I tell you what: of all the things I might've expected to see on the first slide at Quality Jam London 2017, my own professional-work-photo-grinning, shiny-pated, blue-tinted face peering back down at me from behind a massive Thank You! wasn't it.

Expectations are grist to the working tester's mill, yet also often the bane of their lives. Tony Bruce, in  Manual Testing is Dead. Long Live Manual Testing, called for testers to set the expectations of the people that they interact with. The term "manual testing" undersells what testing is, or can be, with its connotations of manual labour, unthinking monotony, apparent separation from (woo! sexy!) automation and the historical association with scripted test cases.

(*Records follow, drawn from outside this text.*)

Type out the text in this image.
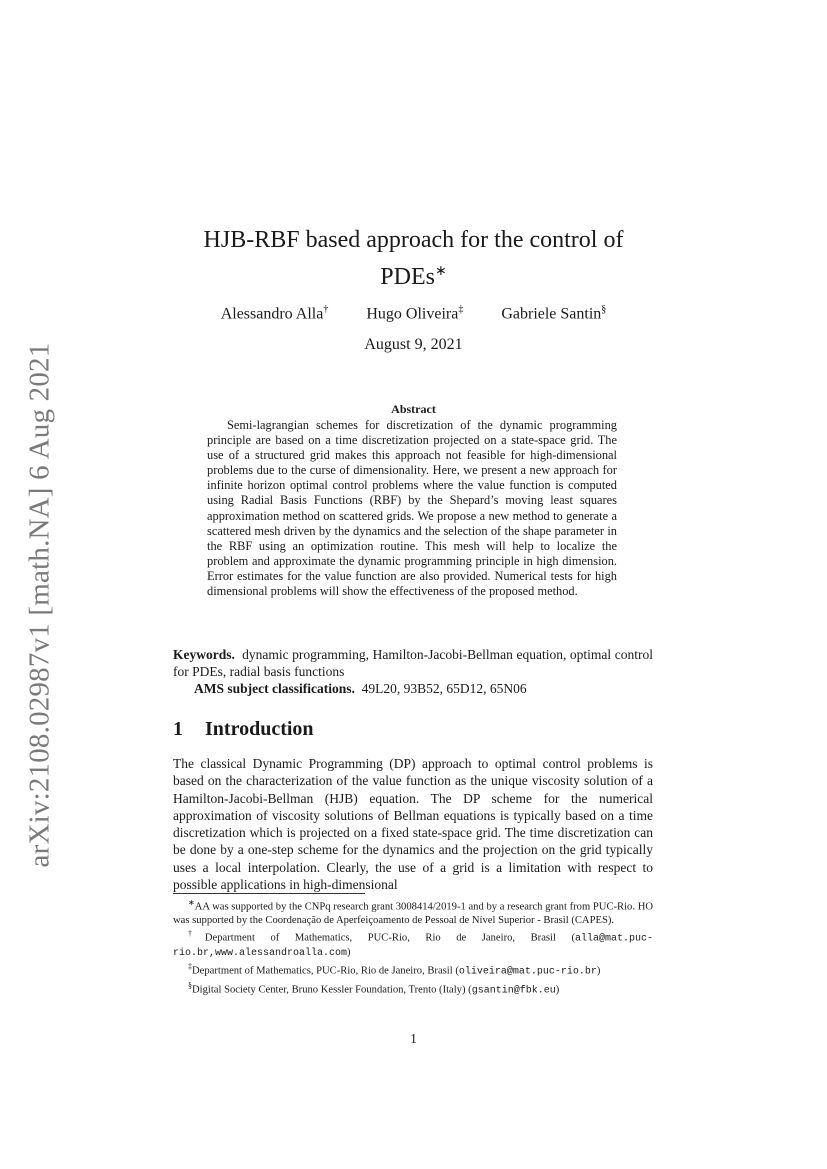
arXiv:2108.02987v1 [math.NA] 6 Aug 2021
HJB-RBF based approach for the control of
PDEs∗
Alessandro Alla† Hugo Oliveira‡ Gabriele Santin§
August 9, 2021
Abstract
Semi-lagrangian schemes for discretization of the dynamic programming principle are based on a time discretization projected on a state-space grid. The use of a structured grid makes this approach not feasible for high-dimensional problems due to the curse of dimensionality. Here, we present a new approach for infinite horizon optimal control problems where the value function is computed using Radial Basis Functions (RBF) by the Shepard’s moving least squares approximation method on scattered grids. We propose a new method to generate a scattered mesh driven by the dynamics and the selection of the shape parameter in the RBF using an optimization routine. This mesh will help to localize the problem and approximate the dynamic programming principle in high dimension. Error estimates for the value function are also provided. Numerical tests for high dimensional problems will show the effectiveness of the proposed method.
Keywords. dynamic programming, Hamilton-Jacobi-Bellman equation, optimal control for PDEs, radial basis functions
AMS subject classifications. 49L20, 93B52, 65D12, 65N06
1 Introduction
The classical Dynamic Programming (DP) approach to optimal control problems is based on the characterization of the value function as the unique viscosity solution of a Hamilton-Jacobi-Bellman (HJB) equation. The DP scheme for the numerical approximation of viscosity solutions of Bellman equations is typically based on a time discretization which is projected on a fixed state-space grid. The time discretization can be done by a one-step scheme for the dynamics and the projection on the grid typically uses a local interpolation. Clearly, the use of a grid is a limitation with respect to possible applications in high-dimensional
∗AA was supported by the CNPq research grant 3008414/2019-1 and by a research grant from PUC-Rio. HO was supported by the Coordenação de Aperfeiçoamento de Pessoal de Nível Superior - Brasil (CAPES).
†Department of Mathematics, PUC-Rio, Rio de Janeiro, Brasil (alla@mat.puc-rio.br,www.alessandroalla.com)
‡Department of Mathematics, PUC-Rio, Rio de Janeiro, Brasil (oliveira@mat.puc-rio.br)
§Digital Society Center, Bruno Kessler Foundation, Trento (Italy) (gsantin@fbk.eu)
1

For Bruce, testing is "the pursuit of information" but he doesn't necessarily rush into meetings spouting from that kind of lexicon (although he's singing my kind of song right there). Instead he promotes the use of PAC (purpose, audience, context) to guide conveying the desired message in a way that a recipient can take on board.

So he might refer to using questions, experiments, exploration, engagement, surveys, investigation, tools (which includes woo! sexy! automation), spending time thinking, iterating, and adjusting to new data. And he'll report on what he found, but not necessarily what he produced: "I discovered that the server will crash when there are 17 simultaneous requests" over "I filed a bug about a server crash". It's all testing, and it's on testers to explain and demonstrate how and why and what value it delivers.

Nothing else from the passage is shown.